How can we prevent these phenomena from happening?

Glorot Initialization [2]: Approximately Linear Activation Around 0

If \(a\) is approximately linear around 0, eg. \(a=\tanh\), then we can approximate \(\mathbf E((H^{(l)})^2)=\mathbf E(a(Z^{(l)})^2)\) by \(a'(0)^2\mathbf E((Z^{(l)})^2)\) for \(l>0\). Therefore, if we let \(\sigma_l^2=\frac{1}{n_la'(0)}\), then we get \(V(Z^{(l)})\approx1\) for all \(l\).

He Initialization [3]: Using ReLU

If \(a=\mathrm{ReLU}\), then we get \(\mathbf E(a(Z^{(l)})^2)=\frac12\mathbf E((Z^{(l)})^2)\). Therefore, if we let \(\sigma_l^2=\frac{2}{n_l}\), then we get \(VZ^{(l)}=1\) for all \(l\).

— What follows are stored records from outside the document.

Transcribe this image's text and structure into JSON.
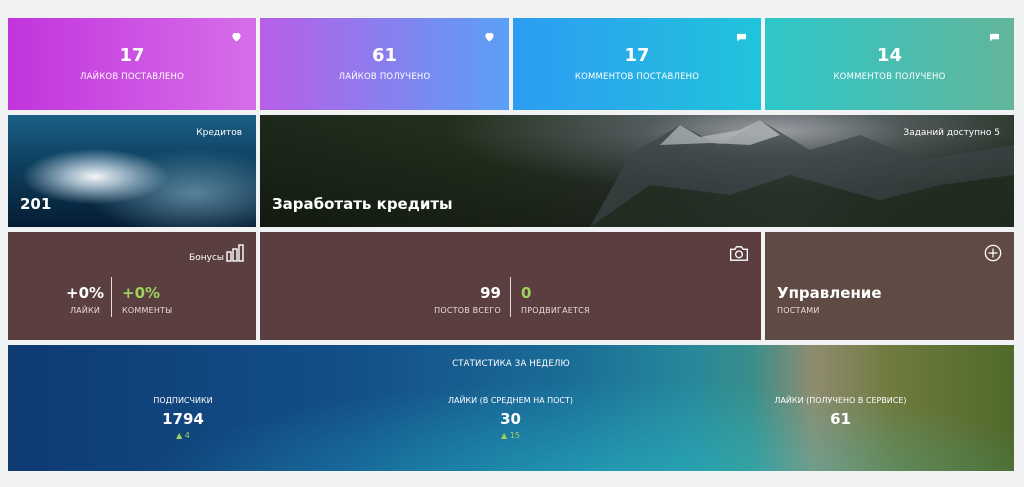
{
  "stats": [
    {
      "value": "17",
      "label": "ЛАЙКОВ ПОСТАВЛЕНО",
      "icon": "heart-icon"
    },
    {
      "value": "61",
      "label": "ЛАЙКОВ ПОЛУЧЕНО",
      "icon": "heart-icon"
    },
    {
      "value": "17",
      "label": "КОММЕНТОВ ПОСТАВЛЕНО",
      "icon": "comment-icon"
    },
    {
      "value": "14",
      "label": "КОММЕНТОВ ПОЛУЧЕНО",
      "icon": "comment-icon"
    }
  ],
  "credits": {
    "title": "Кредитов",
    "value": "201"
  },
  "earn": {
    "title": "Заработать кредиты",
    "tasks": "Заданий доступно 5"
  },
  "bonus": {
    "title": "Бонусы",
    "likes_value": "+0%",
    "likes_label": "ЛАЙКИ",
    "comments_value": "+0%",
    "comments_label": "КОММЕНТЫ",
    "icon": "bar-chart-icon"
  },
  "posts": {
    "total_value": "99",
    "total_label": "ПОСТОВ ВСЕГО",
    "promoted_value": "0",
    "promoted_label": "ПРОДВИГАЕТСЯ",
    "icon": "camera-icon"
  },
  "manage": {
    "title": "Управление",
    "subtitle": "ПОСТАМИ",
    "icon": "plus-circle-icon"
  },
  "weekly": {
    "title": "СТАТИСТИКА ЗА НЕДЕЛЮ",
    "items": [
      {
        "label": "ПОДПИСЧИКИ",
        "value": "1794",
        "delta": "4"
      },
      {
        "label": "ЛАЙКИ (В СРЕДНЕМ НА ПОСТ)",
        "value": "30",
        "delta": "15"
      },
      {
        "label": "ЛАЙКИ (ПОЛУЧЕНО В СЕРВИСЕ)",
        "value": "61",
        "delta": ""
      }
    ]
  },
  "colors": {
    "accent_green": "#9ed25c",
    "tile_brown": "#5b3e3f"
  }
}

SELU [4]: Set parameters in ELU

One can let \(W^{(l)}\sim\mathscr N(0, n_l^{-0.5})\), and set the parameters in the activation

\[ a(z)=\lambda\begin{cases} z & z > 0 \\ \alpha(e^z - 1) & z \le0 \end{cases} \]

so that we have \(\mathbf E(H^{(l)})\approx0\) and \(\mathbf V(H^{(l)})\approx1\) for all \(l\). The parameters are \(\lambda\approx1.0507\) and \(\alpha\approx1.6733\).

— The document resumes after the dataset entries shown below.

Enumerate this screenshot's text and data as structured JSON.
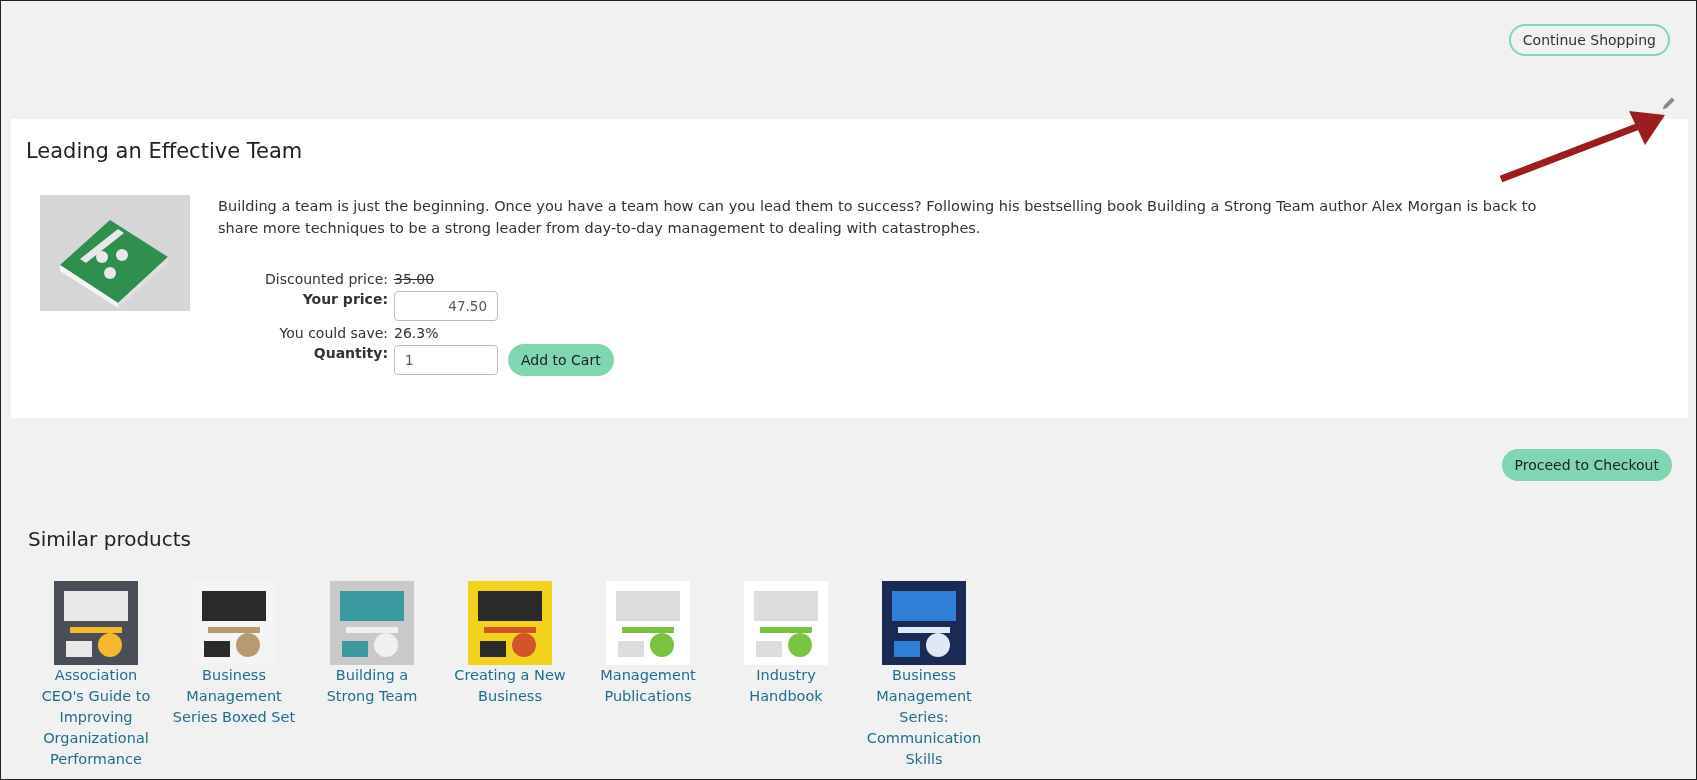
{
  "continue_button": "Continue Shopping",
  "product": {
    "title": "Leading an Effective Team",
    "description": "Building a team is just the beginning. Once you have a team how can you lead them to success? Following his bestselling book Building a Strong Team author Alex Morgan is back to share more techniques to be a strong leader from day-to-day management to dealing with catastrophes.",
    "price_rows": [
      {
        "kind": "text",
        "label": "Discounted price:",
        "value": "35.00",
        "strikethrough": true
      },
      {
        "kind": "input",
        "label": "Your price:",
        "value": "47.50"
      },
      {
        "kind": "text",
        "label": "You could save:",
        "value": "26.3%",
        "strikethrough": false
      },
      {
        "kind": "input",
        "label": "Quantity:",
        "value": "1",
        "button": "Add to Cart"
      }
    ]
  },
  "checkout_button": "Proceed to Checkout",
  "similar": {
    "heading": "Similar products",
    "items": [
      {
        "title": "Association CEO's Guide to Improving Organizational Performance"
      },
      {
        "title": "Business Management Series Boxed Set"
      },
      {
        "title": "Building a Strong Team"
      },
      {
        "title": "Creating a New Business"
      },
      {
        "title": "Management Publications"
      },
      {
        "title": "Industry Handbook"
      },
      {
        "title": "Business Management Series: Communication Skills"
      }
    ]
  }
}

Layer-Sequential Unit Variance (LSUV) Initialization [5]: Estimate it on a minibatch

If all else fails, one can still take randomly initialized weights, and then setting the variance to about 1 layer by layer: using just one minibatch, one can repeat calculating the output and dividing by the std until the variance gets close enough to 1. They initialize weights as random orthogonal matrices, since there are results indicating that they can be trained quicker that way [6].

References

[1] Simon J.D. Prince, Understanding Deep Learning, MIT Press, 2023, http://udlbook.com

[2] Xavier Glorot, Yoshua Bengio, Understanding the difficulty of training deep feedforward neural networks, Proceedings of the Thirteenth International Conference on Artificial Intelligence and Statistics, PMLR 9:249-256, 2010, http://proceedings.mlr.press/v9/glorot10a.html

[3] Kaiming He, Xiangyu Zhang, Shaoqing Ren and Jian Sun, Delving Deep into Rectifiers: Surpassing Human-Level Performance on ImageNet Classification, 2015 IEEE International Conference on Computer Vision (ICCV), Santiago, Chile, 2015, pp. 1026-1034, doi: 10.1109/ICCV.2015.123. https://www.cv-foundation.org/openaccess/content_iccv_2015/html/He_Delving_Deep_into_ICCV_2015_paper.html

[4] Günter Klambauer, Thomas Unterthiner, Andreas Mayr and Sepp Hochreiter, Self-Normalizing Neural Networks, Advances in Neural Information Processing Systems (NIPS), 2017, https://papers.nips.cc/paper_files/paper/2017/hash/5d44ee6f2c3f71b73125876103c8f6c4-Abstract.html

[5] Dmytro Mishkin and Jiri Matas, All you Need is a Good Init, https://arxiv.org/abs/1511.06422

[6] Andrew M. Saxe, James L. McClelland and Surya Ganguli, Exact solutions to the nonlinear dynamics of learning in deep linear neural networks, Proceedings of ICLR, 2014, http://arxiv.org/abs/1312.6120


  1. By a vector being equal to a scalar we mean that the vector is of constant value that scalar.